A ordem jurídica prevê dois mecanismos
de reacção às agressões ao ambiente: o direito penal associado às penas de
prisão e multa e o direito de mera ordenação social através das coimas e
sanções acessórias. Relativamente ao direito civil, este apenas está
direccionado para a indemnização dos danos.
A doutrina tem discutido qual será o
melhor mecanismo a utilizar para esta questão, se criminalizar as condutas, ou
ao invés apenas tratá-las como contra-ordenações.
A defesa do ambiente integra os valores
essenciais comuns da sociedade tendo o estatuto de direito fundamental e
princípio geral. A defesa do ambiente é uma tarefa fundamental do Estado art.

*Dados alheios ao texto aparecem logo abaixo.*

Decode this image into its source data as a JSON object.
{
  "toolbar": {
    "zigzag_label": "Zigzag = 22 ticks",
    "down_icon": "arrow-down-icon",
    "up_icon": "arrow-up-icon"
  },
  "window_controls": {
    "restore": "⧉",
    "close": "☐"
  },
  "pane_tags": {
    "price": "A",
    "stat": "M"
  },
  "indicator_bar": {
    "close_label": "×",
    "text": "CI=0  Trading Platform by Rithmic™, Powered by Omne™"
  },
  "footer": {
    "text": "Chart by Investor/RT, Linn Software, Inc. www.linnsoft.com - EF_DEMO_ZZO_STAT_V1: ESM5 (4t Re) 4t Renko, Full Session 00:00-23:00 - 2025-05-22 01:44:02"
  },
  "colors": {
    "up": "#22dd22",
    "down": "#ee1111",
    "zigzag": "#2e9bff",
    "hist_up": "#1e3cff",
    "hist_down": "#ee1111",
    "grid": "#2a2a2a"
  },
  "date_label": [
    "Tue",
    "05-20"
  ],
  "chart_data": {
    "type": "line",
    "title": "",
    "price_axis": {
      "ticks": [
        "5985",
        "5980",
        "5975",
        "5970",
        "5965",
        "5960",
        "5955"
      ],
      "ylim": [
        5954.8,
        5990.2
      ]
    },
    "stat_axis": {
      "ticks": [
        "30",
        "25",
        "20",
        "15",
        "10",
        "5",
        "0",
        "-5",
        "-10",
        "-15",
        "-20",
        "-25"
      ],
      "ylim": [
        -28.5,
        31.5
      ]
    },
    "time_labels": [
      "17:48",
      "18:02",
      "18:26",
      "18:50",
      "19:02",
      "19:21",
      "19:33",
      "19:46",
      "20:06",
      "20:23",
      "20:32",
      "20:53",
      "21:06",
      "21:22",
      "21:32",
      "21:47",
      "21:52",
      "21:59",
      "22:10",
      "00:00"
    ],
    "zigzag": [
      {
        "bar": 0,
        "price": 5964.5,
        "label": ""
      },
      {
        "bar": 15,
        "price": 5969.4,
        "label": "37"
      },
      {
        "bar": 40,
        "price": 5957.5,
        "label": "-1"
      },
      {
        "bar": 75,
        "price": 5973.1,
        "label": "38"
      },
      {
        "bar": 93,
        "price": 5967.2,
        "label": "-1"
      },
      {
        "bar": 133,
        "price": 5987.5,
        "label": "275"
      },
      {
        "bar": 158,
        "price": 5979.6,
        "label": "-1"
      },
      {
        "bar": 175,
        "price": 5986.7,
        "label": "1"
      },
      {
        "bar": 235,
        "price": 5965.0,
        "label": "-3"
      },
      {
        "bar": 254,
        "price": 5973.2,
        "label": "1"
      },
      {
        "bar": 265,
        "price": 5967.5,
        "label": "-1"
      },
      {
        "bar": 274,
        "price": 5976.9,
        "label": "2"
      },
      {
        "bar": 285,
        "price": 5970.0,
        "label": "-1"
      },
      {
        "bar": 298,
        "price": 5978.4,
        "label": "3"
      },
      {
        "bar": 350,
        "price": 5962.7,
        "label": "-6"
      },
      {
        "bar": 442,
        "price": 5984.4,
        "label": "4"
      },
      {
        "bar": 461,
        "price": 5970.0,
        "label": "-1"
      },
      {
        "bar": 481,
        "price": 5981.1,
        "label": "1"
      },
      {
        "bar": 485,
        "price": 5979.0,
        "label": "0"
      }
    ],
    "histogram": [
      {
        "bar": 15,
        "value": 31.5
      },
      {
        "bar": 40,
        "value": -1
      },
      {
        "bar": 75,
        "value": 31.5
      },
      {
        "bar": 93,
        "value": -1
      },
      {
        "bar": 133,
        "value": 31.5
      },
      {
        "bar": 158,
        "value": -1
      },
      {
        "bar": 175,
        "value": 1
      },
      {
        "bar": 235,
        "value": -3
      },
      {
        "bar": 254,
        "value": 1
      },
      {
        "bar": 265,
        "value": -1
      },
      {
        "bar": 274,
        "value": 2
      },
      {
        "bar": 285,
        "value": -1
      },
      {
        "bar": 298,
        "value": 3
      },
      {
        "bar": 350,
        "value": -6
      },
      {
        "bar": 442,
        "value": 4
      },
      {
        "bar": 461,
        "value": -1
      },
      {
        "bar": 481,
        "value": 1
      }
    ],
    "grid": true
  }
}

9/d, e CRP, que consubstancia as necessidades da realização da dignidade da
pessoa humana.
Esta necessidade de preservar o bem ambiente
fez surgir mecanismos de tutela do mesmo, nomeadamente através da
criminalização de certas condutas. A grande questão que se tem debatido,
prende-se com a aferição do mecanismo mais eficaz para a defesa deste direito
fundamental, se a via contra-ordenacional se a criminalização.

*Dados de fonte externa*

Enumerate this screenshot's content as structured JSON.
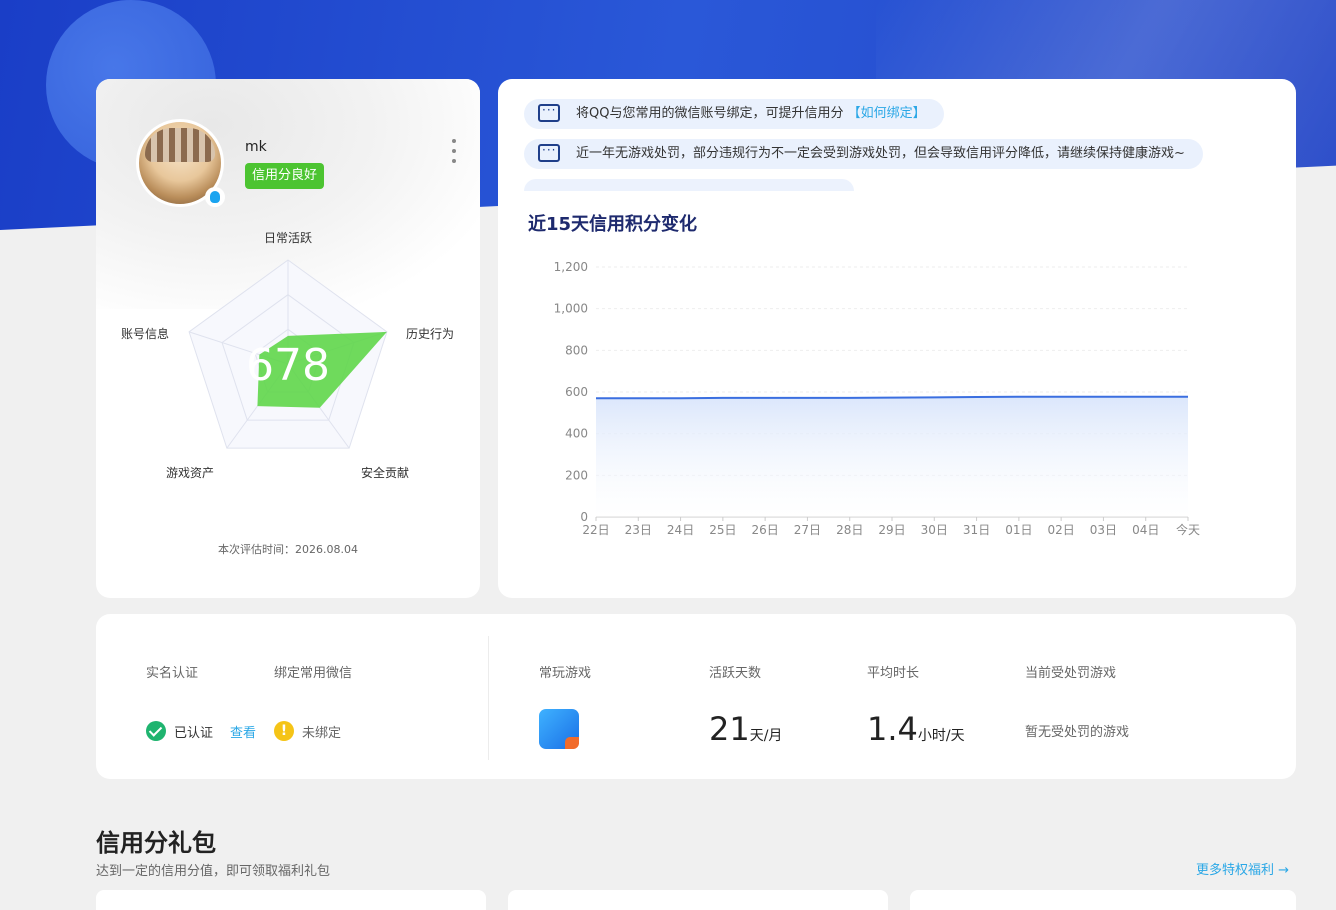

O direito penal enquanto direito
subsidiário deve constituir a última ratio da intervenção estadual na tutela
dos valores e interesses fundamentais. Este ramo do direito pressupõe a natureza
individual e pessoal da responsabilidade, o que impede a responsabilização das
pessoas colectivas art. 11.ºCP.
A maioria dos danos e perigos para o
ambiente decorrem da actividade de empresas. A única solução seria invocar o
art.12.º, efectivando a responsabilidade dos gerentes e outros responsáveis o
que se torna difícil dada a dificuldade em apurar a responsabilidade individual
no seio das organizações.
Esta dificuldade fez surgir o direito
penal secundário do ambiente DL 28/84 ficando no código penal apenas os crimes
que implicassem perigo de lesão para bens individuais. O direito de mera
ordenação social, enquanto direito administrativo é mais flexível, menos limitado
pelo princípio da tipicidade, mais célere na sua aplicação e está mais perto dos
potenciais infractores, sendo que além disso, prevê a responsabilidade das
pessoas colectivas.
A lei-quadro das contra ordenações de
2006 veio aumentar o valor das coimas que podiam atingir os 2,5 milhões de euros.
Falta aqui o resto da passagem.